Chinese stock markets slumped by 6.4% on Tuesday (Jan. 26), dragging down other Asian share indexes. The impact is likely to be felt on European and North American bourses later in the day, as pre-market indicators trend lower.

Even after rallies on Friday and Monday, Chinese shares are down some 18% so far this year.

Causing the weakness for prices were global issues, notably the weakness in the oil price, rather than specifically Chinese problems. But worries that the global economy is weakening can only be bad news for China, as the world’s second largest economy.

The weakening of the Chinese currency, repeated stock turmoil, and fumbled government responses has led to over $1 trillion of capital to leave China in the last year, according to latest reports.

The depreciating currency makes overseas acquisitions attractive to Chinese firms – such as Wanda’s $3.5 billion purchase of Legendary Entertainment, and Perfect World Pictures’ expected slate financing deal with Universal Pictures – but it also makes such deals harder to close.

The Shanghai Composite Index was down 6.43% at 2749.79 on Tuesday. Hong Kong’s Hang Seng Index was dragged down 2.3% as well at 18860.80. In terms of price to earnings ratios, Hong Kong stocks are approaching their historical lows.

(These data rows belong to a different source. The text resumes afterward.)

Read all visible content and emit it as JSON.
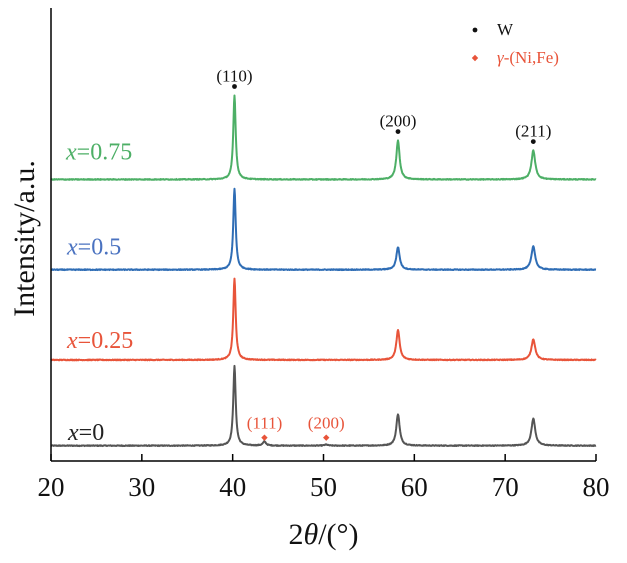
{
  "chart_data": {
    "type": "line",
    "title": "",
    "xlabel_prefix": "2",
    "xlabel_symbol": "θ",
    "xlabel_suffix": "/(°)",
    "ylabel": "Intensity/a.u.",
    "xlim": [
      20,
      80
    ],
    "xticks": [
      "20",
      "30",
      "40",
      "50",
      "60",
      "70",
      "80"
    ],
    "grid": false,
    "series": [
      {
        "name": "x=0",
        "var": "x",
        "value_text": "=0",
        "color": "#555555",
        "label_color": "#222222",
        "baseline": 0,
        "noise": 0.045,
        "peaks": [
          {
            "pos": 40.2,
            "height": 8.8,
            "width": 0.16
          },
          {
            "pos": 43.5,
            "height": 0.45,
            "width": 0.2
          },
          {
            "pos": 50.3,
            "height": 0.12,
            "width": 0.2
          },
          {
            "pos": 58.2,
            "height": 3.5,
            "width": 0.22
          },
          {
            "pos": 73.1,
            "height": 3.0,
            "width": 0.25
          }
        ]
      },
      {
        "name": "x=0.25",
        "var": "x",
        "value_text": "=0.25",
        "color": "#e8543a",
        "label_color": "#e8543a",
        "baseline": 9.5,
        "noise": 0.045,
        "peaks": [
          {
            "pos": 40.2,
            "height": 9.0,
            "width": 0.16
          },
          {
            "pos": 58.2,
            "height": 3.3,
            "width": 0.22
          },
          {
            "pos": 73.1,
            "height": 2.3,
            "width": 0.25
          }
        ]
      },
      {
        "name": "x=0.5",
        "var": "x",
        "value_text": "=0.5",
        "color": "#2f6db5",
        "label_color": "#4a72c0",
        "baseline": 19.5,
        "noise": 0.045,
        "peaks": [
          {
            "pos": 40.2,
            "height": 9.0,
            "width": 0.16
          },
          {
            "pos": 58.2,
            "height": 2.5,
            "width": 0.22
          },
          {
            "pos": 73.1,
            "height": 2.6,
            "width": 0.25
          }
        ]
      },
      {
        "name": "x=0.75",
        "var": "x",
        "value_text": "=0.75",
        "color": "#4daf66",
        "label_color": "#4daf66",
        "baseline": 29.5,
        "noise": 0.045,
        "peaks": [
          {
            "pos": 40.2,
            "height": 9.3,
            "width": 0.16
          },
          {
            "pos": 58.2,
            "height": 4.3,
            "width": 0.22
          },
          {
            "pos": 73.1,
            "height": 3.2,
            "width": 0.25
          }
        ]
      }
    ],
    "ylim": [
      -1.7,
      48.5
    ],
    "annotations": [
      {
        "text": "(110)",
        "x": 40.2,
        "marker": "dot",
        "anchor_series": 3,
        "color": "#111111"
      },
      {
        "text": "(200)",
        "x": 58.2,
        "marker": "dot",
        "anchor_series": 3,
        "color": "#111111"
      },
      {
        "text": "(211)",
        "x": 73.1,
        "marker": "dot",
        "anchor_series": 3,
        "color": "#111111"
      },
      {
        "text": "(111)",
        "x": 43.5,
        "marker": "diamond",
        "anchor_series": 0,
        "color": "#e8543a"
      },
      {
        "text": "(200)",
        "x": 50.3,
        "marker": "diamond",
        "anchor_series": 0,
        "color": "#e8543a"
      }
    ],
    "legend": {
      "placement": "top-right",
      "items": [
        {
          "label": "W",
          "marker": "dot",
          "color": "#111111",
          "italic_prefix": ""
        },
        {
          "label": "-(Ni,Fe)",
          "marker": "diamond",
          "color": "#e8543a",
          "italic_prefix": "γ"
        }
      ]
    }
  }
}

Media shares on mainland Chinese markets were battered. Huayi Brothers was down 9.98% at RMB26.61. Wanda Cinema Line was down 10% at RMB78.05. DMG Yinli was down 10% at RMB27.45. One notable exception was Perfect World Pictures, which was up by 10% for the third day in a row, finishing Tuesday at RMB33.86.

Hong Kong-traded stocks were somewhat calmer. Fosun International was down 3.05% at HK$9.87. Alibaba Pictures Group was down 1.81% at HK$1.63. IMAX China was down 1.79% at HK$49.45.